Zion-Benton got 20 points, 11 rebounds and 3 steals from senior star Milik Yarbrough, whose flying one-handed dunk late in the game put an exclamation point on the Zee-Bees’ championship effort. Yarbrough and junior guard Admiral Schofield (14 points, 6 rebounds) were unanimous all-tourney picks. Senior forward Jerome Davis also landed on the all-tournament squad. Davis delivered 11 points, 5 rebounds and 2 blocks coming off the bench against Carmel.

“He was starting, but he decided he wanted to come off the bench,” said Yarbrough, who has offers from Florida, Minnesota, Illinois, DePaul, Auburn, Bradley and Loyola. “He says he plays better off the bench.”

Sophomore guard C.J. Duff led Carmel in scoring with 17 points, including three 3-pointers, and also was named to the all-tournament team. The sophomore guard averaged 14.2 points per game in the tourney, showing off his outside shooting, movement off the ball and willingness to drive to the hoop.

“This tournament was probably his breakout for the year,” George said. “I expect him to keep doing the things he did in this tournament. A lot of teams are zoning us because of me, Michael (Barr, 6-6) and Nickai (Poyser, 6-1) in the middle, and C.J. has that outside shot that works so well for him. From that first (tournament) game on (against Cary-Grove, 16 points), he’s just been killing it, hitting all of his shots, making good plays to the basket and finding teammates. I was really impressed with him.”

“Not only is he a sophomore, but he’s actually a young sophomore,” Carmel coach Tim Bowen said of Duff, a second-year varsity player. “We got some freshmen that are just a couple of months younger than him. For his age and his size, he’s pretty gifted. We’re pretty excited about his future.”

Duff’s floater in the lane pulled Carmel within 50-45 with 4:50 left in the fourth. But Yarbrough got to the foul twice and sank 4 of 4 free throws, and the Zee-Bees scored 11 straight points down the stretch before Lee Bowen’s late layup ended a Carmel scoring drought that lasted more than four minutes.

“The kids and I were talking about this,” Tim Bowen said. “We haven’t said ‘moral victory’ in 2-3 years at Carmel. I even made that up. I said, ‘We’re not living on moral victories.

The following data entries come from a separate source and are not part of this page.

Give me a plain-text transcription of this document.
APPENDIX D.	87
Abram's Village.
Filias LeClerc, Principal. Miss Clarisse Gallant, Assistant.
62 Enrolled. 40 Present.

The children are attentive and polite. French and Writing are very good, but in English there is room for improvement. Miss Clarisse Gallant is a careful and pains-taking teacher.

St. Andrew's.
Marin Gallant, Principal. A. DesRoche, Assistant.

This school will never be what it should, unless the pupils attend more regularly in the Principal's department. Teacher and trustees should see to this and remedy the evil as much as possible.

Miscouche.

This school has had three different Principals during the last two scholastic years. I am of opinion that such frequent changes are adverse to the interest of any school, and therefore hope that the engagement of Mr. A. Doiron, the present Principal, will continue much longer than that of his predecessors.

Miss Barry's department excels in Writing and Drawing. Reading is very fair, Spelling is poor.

We’re coming out here to win.’ A lot of people can talk about the setup (of the tournament) and how the ‘championship’ game was (Friday night, Zion-Benton vs. Larkin). I think our kids are poised and in a position to play with teams like Zion. We just have to finish a little better at the end of the game.”

Carmel had a 17-10 lead early in the second quarter when Barr (10 points) finished a long inbounds pass from Bowen with a two-handed breakaway dunk. But a steal and finger-roll layup by Yarbrough was part of an 8-0 run by the Zee-Bees, who led 27-23 at halftime. Duff’s 2 free throws just before the end of the third quarter had Carmel within 43-37.

Zion-Benton kept its composure in the fourth playing against Carmel’s deliberate half-court offense. The Zee-Bees didn’t turn the ball over in the final quarter, either.

“We knew they were going to try to play like that because we’re way faster and athletic than them,” Yarbrough said. “So they had to figure out a way to slow us down and be patient to get points to stay in the game. But we decided that we were going to pressure them on the ball.”